Integrated nanozymes for brain chemistry
Nanozymes are novel nanomaterials with enzyme mimicking activities, which are superior to natural enzymes and even conventional artificial enzymes. They have attracted considerable attention because they offer the possibility of lowered cost, improved stability, and excellent recyclability. However, the specificity and catalytic activity of current nanozymes are still far lower than that of their natural counterparts, which in turn have limited their broad applications.
To tackle this challenge, Professor Wei and his team from Nanjing University, Nanjing Drum Tower Hospital, and Emory University now report the design and development of integrated nanozymes by confining two cascade catalysts inside a nanostructured metal-organic framework.

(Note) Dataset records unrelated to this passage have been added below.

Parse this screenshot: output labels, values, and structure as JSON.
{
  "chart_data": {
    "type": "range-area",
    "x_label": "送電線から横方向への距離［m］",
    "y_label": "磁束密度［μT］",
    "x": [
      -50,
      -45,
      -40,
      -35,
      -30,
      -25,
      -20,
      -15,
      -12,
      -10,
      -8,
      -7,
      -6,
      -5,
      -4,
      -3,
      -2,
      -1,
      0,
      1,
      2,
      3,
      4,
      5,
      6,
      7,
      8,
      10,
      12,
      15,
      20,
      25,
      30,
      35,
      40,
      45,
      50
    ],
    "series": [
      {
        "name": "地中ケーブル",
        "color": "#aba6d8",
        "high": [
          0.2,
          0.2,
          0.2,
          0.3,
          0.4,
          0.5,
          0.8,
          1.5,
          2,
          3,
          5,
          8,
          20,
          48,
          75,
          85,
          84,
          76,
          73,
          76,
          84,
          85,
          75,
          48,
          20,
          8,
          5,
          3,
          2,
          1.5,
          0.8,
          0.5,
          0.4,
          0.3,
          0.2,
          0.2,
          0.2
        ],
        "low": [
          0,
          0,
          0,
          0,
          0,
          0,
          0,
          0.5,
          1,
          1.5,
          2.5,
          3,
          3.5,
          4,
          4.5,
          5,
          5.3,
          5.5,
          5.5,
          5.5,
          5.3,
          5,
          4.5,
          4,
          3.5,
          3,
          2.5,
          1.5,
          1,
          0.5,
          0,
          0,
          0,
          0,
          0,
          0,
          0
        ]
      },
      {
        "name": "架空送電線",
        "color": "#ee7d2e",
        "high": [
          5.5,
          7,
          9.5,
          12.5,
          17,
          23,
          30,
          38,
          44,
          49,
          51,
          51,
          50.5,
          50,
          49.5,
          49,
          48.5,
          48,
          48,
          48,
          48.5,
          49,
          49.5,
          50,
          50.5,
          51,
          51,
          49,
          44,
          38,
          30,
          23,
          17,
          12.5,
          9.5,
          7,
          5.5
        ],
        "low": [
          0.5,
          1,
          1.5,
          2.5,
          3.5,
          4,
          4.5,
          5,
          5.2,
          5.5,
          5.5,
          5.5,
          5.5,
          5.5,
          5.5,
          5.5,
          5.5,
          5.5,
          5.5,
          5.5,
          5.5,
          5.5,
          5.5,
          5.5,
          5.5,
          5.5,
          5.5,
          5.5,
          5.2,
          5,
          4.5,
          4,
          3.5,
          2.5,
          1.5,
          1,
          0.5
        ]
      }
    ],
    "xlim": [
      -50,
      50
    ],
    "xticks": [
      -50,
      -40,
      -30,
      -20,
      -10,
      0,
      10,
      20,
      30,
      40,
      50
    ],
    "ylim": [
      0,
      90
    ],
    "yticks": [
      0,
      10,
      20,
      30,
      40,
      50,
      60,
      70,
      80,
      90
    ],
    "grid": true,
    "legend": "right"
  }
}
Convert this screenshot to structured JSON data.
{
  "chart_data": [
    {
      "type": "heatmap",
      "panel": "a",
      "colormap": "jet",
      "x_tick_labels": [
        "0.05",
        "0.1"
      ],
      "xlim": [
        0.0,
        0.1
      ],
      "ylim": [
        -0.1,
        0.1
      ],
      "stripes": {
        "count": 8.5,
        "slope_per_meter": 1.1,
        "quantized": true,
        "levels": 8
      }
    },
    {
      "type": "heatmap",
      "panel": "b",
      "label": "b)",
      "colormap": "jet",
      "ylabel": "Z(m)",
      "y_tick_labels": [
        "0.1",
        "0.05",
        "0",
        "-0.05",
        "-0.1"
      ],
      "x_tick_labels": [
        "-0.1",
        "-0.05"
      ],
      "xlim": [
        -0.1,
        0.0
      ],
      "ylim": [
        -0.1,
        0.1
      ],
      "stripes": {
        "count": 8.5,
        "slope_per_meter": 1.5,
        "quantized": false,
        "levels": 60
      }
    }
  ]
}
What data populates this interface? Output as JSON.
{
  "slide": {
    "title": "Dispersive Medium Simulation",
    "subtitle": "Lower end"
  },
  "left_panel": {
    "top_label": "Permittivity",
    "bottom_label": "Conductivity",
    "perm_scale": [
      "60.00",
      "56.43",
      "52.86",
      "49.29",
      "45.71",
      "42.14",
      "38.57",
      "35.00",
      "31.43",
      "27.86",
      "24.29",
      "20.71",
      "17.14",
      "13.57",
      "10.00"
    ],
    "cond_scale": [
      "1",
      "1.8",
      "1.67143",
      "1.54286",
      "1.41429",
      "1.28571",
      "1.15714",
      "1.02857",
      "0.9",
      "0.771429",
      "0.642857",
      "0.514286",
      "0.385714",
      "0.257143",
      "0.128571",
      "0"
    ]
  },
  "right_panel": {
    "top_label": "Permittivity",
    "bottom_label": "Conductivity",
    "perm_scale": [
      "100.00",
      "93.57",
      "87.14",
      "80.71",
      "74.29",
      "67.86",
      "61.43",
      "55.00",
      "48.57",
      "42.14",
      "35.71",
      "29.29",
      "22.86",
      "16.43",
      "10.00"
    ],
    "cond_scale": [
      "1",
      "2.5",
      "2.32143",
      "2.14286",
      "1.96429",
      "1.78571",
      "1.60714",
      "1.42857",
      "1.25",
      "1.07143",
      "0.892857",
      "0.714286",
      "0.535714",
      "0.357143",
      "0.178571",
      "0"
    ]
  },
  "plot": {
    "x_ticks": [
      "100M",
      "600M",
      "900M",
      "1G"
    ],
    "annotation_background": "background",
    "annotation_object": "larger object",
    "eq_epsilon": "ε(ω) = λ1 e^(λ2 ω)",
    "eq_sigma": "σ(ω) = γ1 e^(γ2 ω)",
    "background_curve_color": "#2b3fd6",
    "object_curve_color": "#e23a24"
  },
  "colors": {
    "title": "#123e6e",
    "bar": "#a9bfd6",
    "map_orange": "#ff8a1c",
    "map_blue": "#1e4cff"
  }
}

A major advantage of this integrated design is that the first enzymatic reaction occurs in nanoscale proximity to the second enzyme, so products of the first reaction can be used immediately as substrates for the second reaction, thus overcoming the problems of diffusion-limited kinetics and product instability.
Specifically, a molecular catalyst (e.g., hemin) and a natural enzyme (e.g., glucose oxidase, GOx) have been simultaneously assembled inside a nanoscaled zeolitic imidazolate framework (ZIF-8), and the resulting GOx/hemin@ZIF-8 integrated nanozymes show numerous merits such as enhanced catalytic activity and improved thermal stability. Quantitative enzymatic studies indicate that their integrated nanozymes are able to provide greater than 600 percent enhancement in catalytic activity relative to a simple mixture of hemin@ZIF-8 and GOx@ZIF-8. Their strategy is general and has also been applied to other enzymes (e.g., lactate oxidase/hemin@ZIF-8) and multiple catalysts (e.g., invertase/GOx/hemin@ZIF-8).
More excitingly, this dramatic improvement in catalytic activity has allowed them to construct an integrative detection platform by combining the nanozymes with microdialysis and microfluidic techniques. The platform has been successfully employed for the in vivo monitoring of neurochemicals such as striatum glucose in the brains of living rats following ischemia/reperfusion. Considering the vast numbers of combinations of nanozymes with other artificial enzymes and/or natural enzymes, their current strategy and platform might be extended for a wide range of targets associated with many critical diseases in other living animals and even human beings.